I purchased a Pro+ subscription since I knew we'd have a long-running training session. I believe background execution was necessary because when I tried training without it, the runtime timed out. It's possible I just did something wrong. Regardless, Colab Pro+ did the trick. We actually trained twice, once on a 128x128 sized images and then for the results shown here on 512x512 images.

Between the two training sessions, I found I had to wait because I'd used up my GPU allotment. It's frustrating that Colab doesn't tell you how long you'll have to wait. I just tried several times in the next 24 hours, and it eventually let me start another GPU runtime. I've heard that these wait times increase the more you use Colab. I hope not.

I was very happy with how Google Colab integrates with Google Drive. I could output the images and model checkpoints to a shared directory on Google Drive. We could both see the results. I woke up in the middle of the night during training some and was able to grab my phone from the night stand and look at intermediate results. I knew it was still training without even getting up. I also struggled to contain my excitement at the results and get back to sleep then.

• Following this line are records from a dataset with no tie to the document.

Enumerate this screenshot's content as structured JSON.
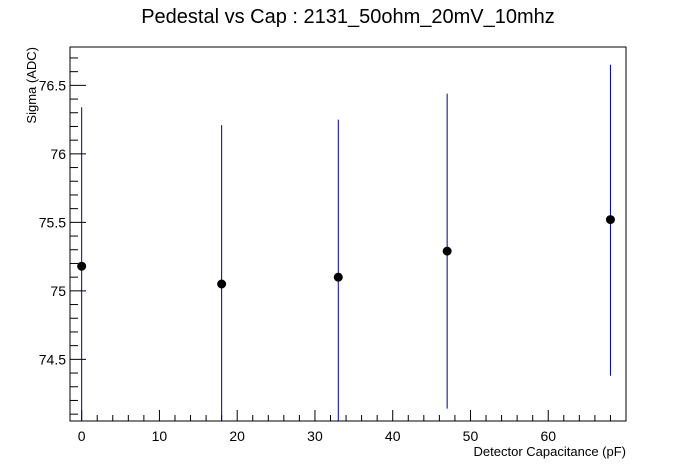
{
  "chart_data": {
    "type": "scatter",
    "title": "Pedestal vs Cap : 2131_50ohm_20mV_10mhz",
    "xlabel": "Detector Capacitance (pF)",
    "ylabel": "Sigma (ADC)",
    "xlim": [
      -1.5,
      70
    ],
    "ylim": [
      74.05,
      76.78
    ],
    "x_ticks": [
      0,
      10,
      20,
      30,
      40,
      50,
      60
    ],
    "y_ticks": [
      74.5,
      75,
      75.5,
      76,
      76.5
    ],
    "grid": false,
    "points": [
      {
        "x": 0,
        "y": 75.18,
        "y_low": 74.05,
        "y_high": 76.34
      },
      {
        "x": 18,
        "y": 75.05,
        "y_low": 74.05,
        "y_high": 76.21
      },
      {
        "x": 33,
        "y": 75.1,
        "y_low": 74.05,
        "y_high": 76.25
      },
      {
        "x": 47,
        "y": 75.29,
        "y_low": 74.14,
        "y_high": 76.44
      },
      {
        "x": 68,
        "y": 75.52,
        "y_low": 74.38,
        "y_high": 76.65
      }
    ],
    "colors": {
      "marker": "#000000",
      "error_bar": "#000099",
      "axis": "#000000"
    }
  }
}
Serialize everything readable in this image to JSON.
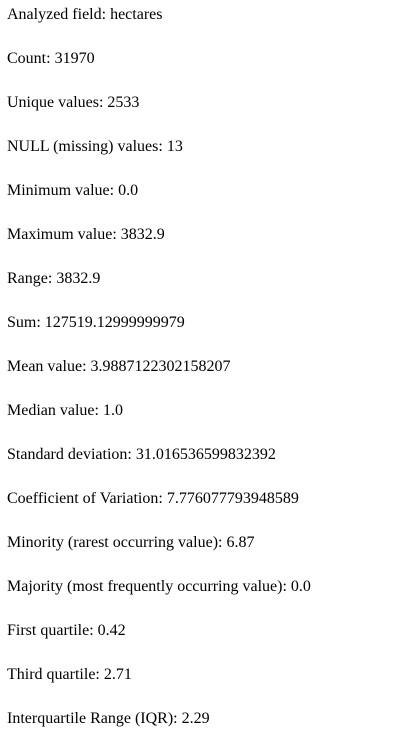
{
  "stats": {
    "lines": [
      "Analyzed field: hectares",
      "Count: 31970",
      "Unique values: 2533",
      "NULL (missing) values: 13",
      "Minimum value: 0.0",
      "Maximum value: 3832.9",
      "Range: 3832.9",
      "Sum: 127519.12999999979",
      "Mean value: 3.9887122302158207",
      "Median value: 1.0",
      "Standard deviation: 31.016536599832392",
      "Coefficient of Variation: 7.776077793948589",
      "Minority (rarest occurring value): 6.87",
      "Majority (most frequently occurring value): 0.0",
      "First quartile: 0.42",
      "Third quartile: 2.71",
      "Interquartile Range (IQR): 2.29"
    ]
  }
}
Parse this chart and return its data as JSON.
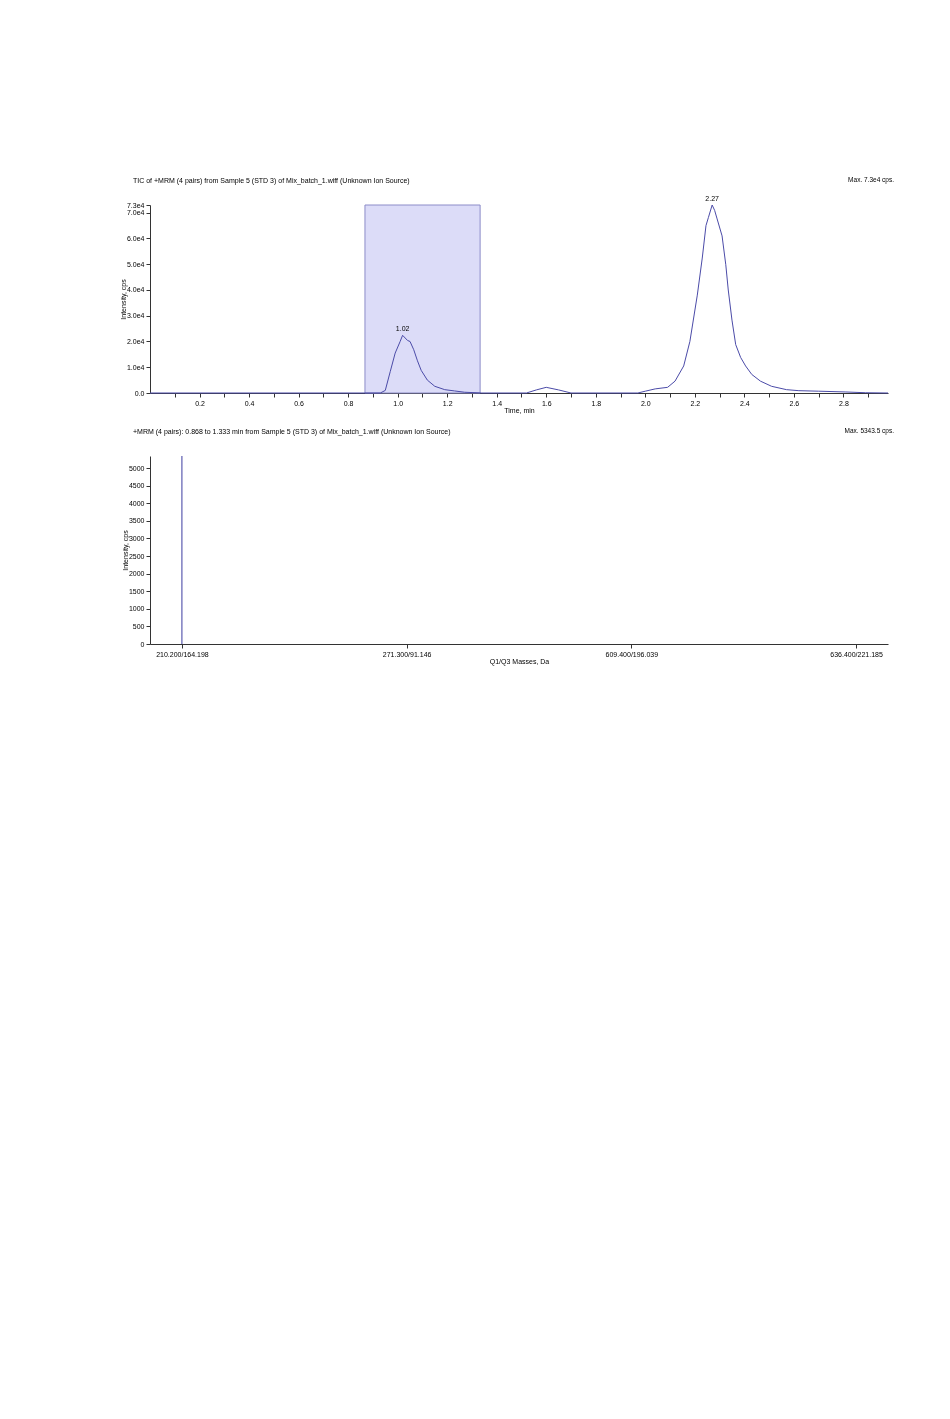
{
  "chart_data": [
    {
      "type": "line",
      "title": "TIC of +MRM (4 pairs) from Sample 5 (STD 3) of Mix_batch_1.wiff (Unknown Ion Source)",
      "xlabel": "Time, min",
      "ylabel": "Intensity, cps",
      "x": [
        0,
        0.93,
        0.95,
        0.97,
        0.99,
        1.01,
        1.02,
        1.04,
        1.05,
        1.065,
        1.08,
        1.095,
        1.12,
        1.15,
        1.19,
        1.23,
        1.27,
        1.34,
        1.52,
        1.56,
        1.6,
        1.65,
        1.7,
        1.97,
        2.0,
        2.04,
        2.09,
        2.12,
        2.155,
        2.18,
        2.21,
        2.23,
        2.245,
        2.255,
        2.27,
        2.28,
        2.29,
        2.31,
        2.325,
        2.335,
        2.35,
        2.365,
        2.385,
        2.405,
        2.43,
        2.465,
        2.51,
        2.57,
        2.62,
        2.7,
        2.81,
        2.89,
        2.98
      ],
      "series": [
        {
          "color": "#4b4ba8",
          "values": [
            0,
            0,
            1000,
            8300,
            15500,
            20000,
            22400,
            20400,
            20000,
            16800,
            12500,
            8800,
            5000,
            2600,
            1300,
            800,
            300,
            0,
            0,
            1200,
            2200,
            1200,
            0,
            0,
            700,
            1600,
            2200,
            4600,
            10500,
            20000,
            38000,
            52400,
            65000,
            68200,
            73000,
            70900,
            67600,
            61000,
            49800,
            40000,
            28300,
            18800,
            13800,
            10500,
            7200,
            4600,
            2600,
            1300,
            900,
            700,
            400,
            100,
            0
          ]
        }
      ],
      "xlim": [
        0,
        2.98
      ],
      "xticks": [
        {
          "value": 0.1,
          "label": null
        },
        0.2,
        {
          "value": 0.3,
          "label": null
        },
        0.4,
        {
          "value": 0.5,
          "label": null
        },
        0.6,
        {
          "value": 0.7,
          "label": null
        },
        0.8,
        {
          "value": 0.9,
          "label": null
        },
        {
          "value": 1,
          "label": "1.0"
        },
        {
          "value": 1.1,
          "label": null
        },
        1.2,
        {
          "value": 1.3,
          "label": null
        },
        1.4,
        {
          "value": 1.5,
          "label": null
        },
        1.6,
        {
          "value": 1.7,
          "label": null
        },
        1.8,
        {
          "value": 1.9,
          "label": null
        },
        {
          "value": 2,
          "label": "2.0"
        },
        {
          "value": 2.1,
          "label": null
        },
        2.2,
        {
          "value": 2.3,
          "label": null
        },
        2.4,
        {
          "value": 2.5,
          "label": null
        },
        2.6,
        {
          "value": 2.7,
          "label": null
        },
        2.8,
        {
          "value": 2.9,
          "label": null
        }
      ],
      "ylim": [
        0,
        73000
      ],
      "yticks": [
        {
          "value": 0,
          "label": "0.0"
        },
        {
          "value": 10000,
          "label": "1.0e4"
        },
        {
          "value": 20000,
          "label": "2.0e4"
        },
        {
          "value": 30000,
          "label": "3.0e4"
        },
        {
          "value": 40000,
          "label": "4.0e4"
        },
        {
          "value": 50000,
          "label": "5.0e4"
        },
        {
          "value": 60000,
          "label": "6.0e4"
        },
        {
          "value": 70000,
          "label": "7.0e4"
        },
        {
          "value": 73000,
          "label": "7.3e4"
        }
      ],
      "bands": [
        {
          "axis": "x",
          "from": 0.868,
          "to": 1.333,
          "color": "#dcdcf8"
        }
      ],
      "annotations": [
        "Max. 7.3e4 cps.",
        {
          "text": "1.02",
          "x": 1.02,
          "y": 22400
        },
        {
          "text": "2.27",
          "x": 2.27,
          "y": 73000
        }
      ]
    },
    {
      "type": "bar",
      "title": "+MRM (4 pairs): 0.868 to 1.333 min from Sample 5 (STD 3) of Mix_batch_1.wiff (Unknown Ion Source)",
      "xlabel": "Q1/Q3 Masses, Da",
      "ylabel": "Intensity, cps",
      "categories": [
        "210.200/164.198",
        "271.300/91.146",
        "609.400/196.039",
        "636.400/221.185"
      ],
      "values": [
        5343.5,
        null,
        null,
        null
      ],
      "color": "#3c3ca0",
      "ylim": [
        0,
        5343.5
      ],
      "yticks": [
        0,
        500,
        1000,
        1500,
        2000,
        2500,
        3000,
        3500,
        4000,
        4500,
        5000
      ],
      "annotations": [
        "Max. 5343.5 cps."
      ]
    }
  ]
}
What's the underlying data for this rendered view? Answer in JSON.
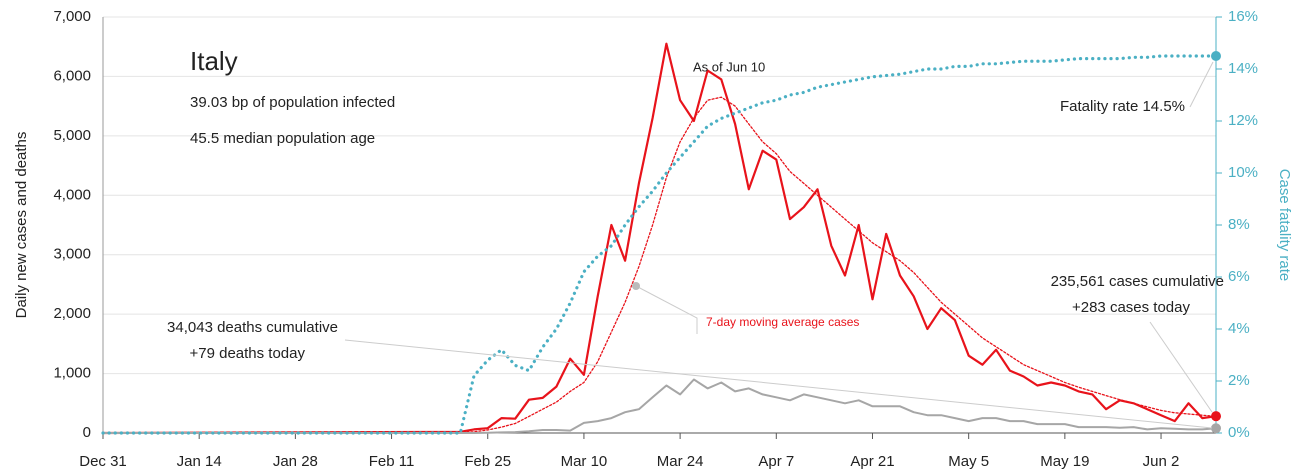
{
  "chart_data": {
    "type": "line",
    "y_label": "Daily new cases and deaths",
    "y2_label": "Case fatality rate",
    "annotations": {
      "country": "Italy",
      "infected": "39.03 bp of population infected",
      "age": "45.5 median population age",
      "as_of": "As of Jun 10",
      "fatality": "Fatality rate 14.5%",
      "cases_cum": "235,561 cases cumulative",
      "cases_today": "+283 cases today",
      "deaths_cum": "34,043 deaths cumulative",
      "deaths_today": "+79 deaths today",
      "avg_note": "7-day moving average cases"
    },
    "x": [
      "Dec 31",
      "Feb 21",
      "Feb 23",
      "Feb 25",
      "Feb 27",
      "Feb 29",
      "Mar 2",
      "Mar 4",
      "Mar 6",
      "Mar 8",
      "Mar 10",
      "Mar 12",
      "Mar 14",
      "Mar 16",
      "Mar 18",
      "Mar 20",
      "Mar 22",
      "Mar 24",
      "Mar 26",
      "Mar 28",
      "Mar 30",
      "Apr 1",
      "Apr 3",
      "Apr 5",
      "Apr 7",
      "Apr 9",
      "Apr 11",
      "Apr 13",
      "Apr 15",
      "Apr 17",
      "Apr 19",
      "Apr 21",
      "Apr 23",
      "Apr 25",
      "Apr 27",
      "Apr 29",
      "May 1",
      "May 3",
      "May 5",
      "May 7",
      "May 9",
      "May 11",
      "May 13",
      "May 15",
      "May 17",
      "May 19",
      "May 21",
      "May 23",
      "May 25",
      "May 27",
      "May 29",
      "May 31",
      "Jun 2",
      "Jun 4",
      "Jun 6",
      "Jun 8",
      "Jun 10"
    ],
    "series": [
      {
        "name": "Daily new cases",
        "color": "#e8131b",
        "style": "solid",
        "width": 2.2,
        "values": [
          0,
          20,
          60,
          80,
          250,
          240,
          560,
          590,
          780,
          1250,
          980,
          2300,
          3500,
          2900,
          4200,
          5300,
          6550,
          5600,
          5250,
          6100,
          5950,
          5200,
          4100,
          4750,
          4600,
          3600,
          3800,
          4100,
          3150,
          2650,
          3500,
          2250,
          3350,
          2650,
          2300,
          1750,
          2100,
          1900,
          1300,
          1150,
          1400,
          1050,
          950,
          800,
          850,
          800,
          700,
          650,
          400,
          550,
          500,
          400,
          300,
          200,
          500,
          250,
          283
        ]
      },
      {
        "name": "7-day moving average cases",
        "color": "#e8131b",
        "style": "dotted",
        "width": 1.3,
        "values": [
          0,
          10,
          20,
          50,
          100,
          160,
          280,
          400,
          520,
          700,
          850,
          1200,
          1700,
          2200,
          2800,
          3500,
          4300,
          4900,
          5300,
          5600,
          5650,
          5500,
          5200,
          4900,
          4700,
          4400,
          4200,
          4000,
          3800,
          3600,
          3400,
          3200,
          3050,
          2900,
          2700,
          2450,
          2200,
          2000,
          1800,
          1600,
          1450,
          1300,
          1150,
          1050,
          950,
          850,
          770,
          700,
          630,
          560,
          500,
          440,
          380,
          340,
          320,
          300,
          280
        ]
      },
      {
        "name": "Daily new deaths",
        "color": "#a6a6a6",
        "style": "solid",
        "width": 2,
        "values": [
          0,
          0,
          0,
          5,
          10,
          15,
          30,
          50,
          50,
          40,
          170,
          200,
          250,
          350,
          400,
          600,
          800,
          650,
          900,
          750,
          850,
          700,
          750,
          650,
          600,
          550,
          650,
          600,
          550,
          500,
          550,
          450,
          450,
          450,
          350,
          300,
          300,
          250,
          200,
          250,
          250,
          200,
          200,
          150,
          150,
          150,
          100,
          100,
          100,
          90,
          100,
          60,
          80,
          70,
          60,
          60,
          79
        ]
      },
      {
        "name": "Case fatality rate",
        "color": "#4bb0c4",
        "style": "dotted",
        "width": 3.2,
        "axis": "y2",
        "values": [
          0,
          0,
          2.2,
          2.8,
          3.2,
          2.6,
          2.4,
          3.3,
          4.0,
          5.0,
          6.2,
          6.8,
          7.2,
          8.0,
          8.7,
          9.3,
          10.0,
          10.6,
          11.2,
          11.8,
          12.1,
          12.3,
          12.5,
          12.7,
          12.8,
          13.0,
          13.1,
          13.3,
          13.4,
          13.5,
          13.6,
          13.7,
          13.75,
          13.8,
          13.9,
          14.0,
          14.0,
          14.1,
          14.1,
          14.2,
          14.2,
          14.25,
          14.3,
          14.3,
          14.3,
          14.35,
          14.4,
          14.4,
          14.4,
          14.4,
          14.45,
          14.45,
          14.5,
          14.5,
          14.5,
          14.5,
          14.5
        ]
      }
    ],
    "xticks": [
      "Dec 31",
      "Jan 14",
      "Jan 28",
      "Feb 11",
      "Feb 25",
      "Mar 10",
      "Mar 24",
      "Apr 7",
      "Apr 21",
      "May 5",
      "May 19",
      "Jun 2"
    ],
    "ylim": [
      0,
      7000
    ],
    "yticks": [
      0,
      {
        "value": 1000,
        "label": "1,000"
      },
      {
        "value": 2000,
        "label": "2,000"
      },
      {
        "value": 3000,
        "label": "3,000"
      },
      {
        "value": 4000,
        "label": "4,000"
      },
      {
        "value": 5000,
        "label": "5,000"
      },
      {
        "value": 6000,
        "label": "6,000"
      },
      {
        "value": 7000,
        "label": "7,000"
      }
    ],
    "y2lim": [
      0,
      16
    ],
    "y2ticks": [
      {
        "value": 0,
        "label": "0%"
      },
      {
        "value": 2,
        "label": "2%"
      },
      {
        "value": 4,
        "label": "4%"
      },
      {
        "value": 6,
        "label": "6%"
      },
      {
        "value": 8,
        "label": "8%"
      },
      {
        "value": 10,
        "label": "10%"
      },
      {
        "value": 12,
        "label": "12%"
      },
      {
        "value": 14,
        "label": "14%"
      },
      {
        "value": 16,
        "label": "16%"
      }
    ],
    "grid": true
  }
}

I'll keep trying it out because there are more things I would like to train for work projects. Maybe I'll write a full post in a few months about my overall impression of Colab's paid tiers.

Future work

There are many avenues to explore:

  • Simply train the model for longer
  • Remove the checkerboarding for higher fidelity images
  • Try other GAN architectures to compare performance
  • Analyze the distribution of image object types to answer the question: "Do we capture a representative sample of APOD?"
  • Your suggestions!

Conclusion

This was an exciting small project that has promising results! I hope my student had as much fun doing it as I did. We're open to suggestions from you, the reader, about what else we could do.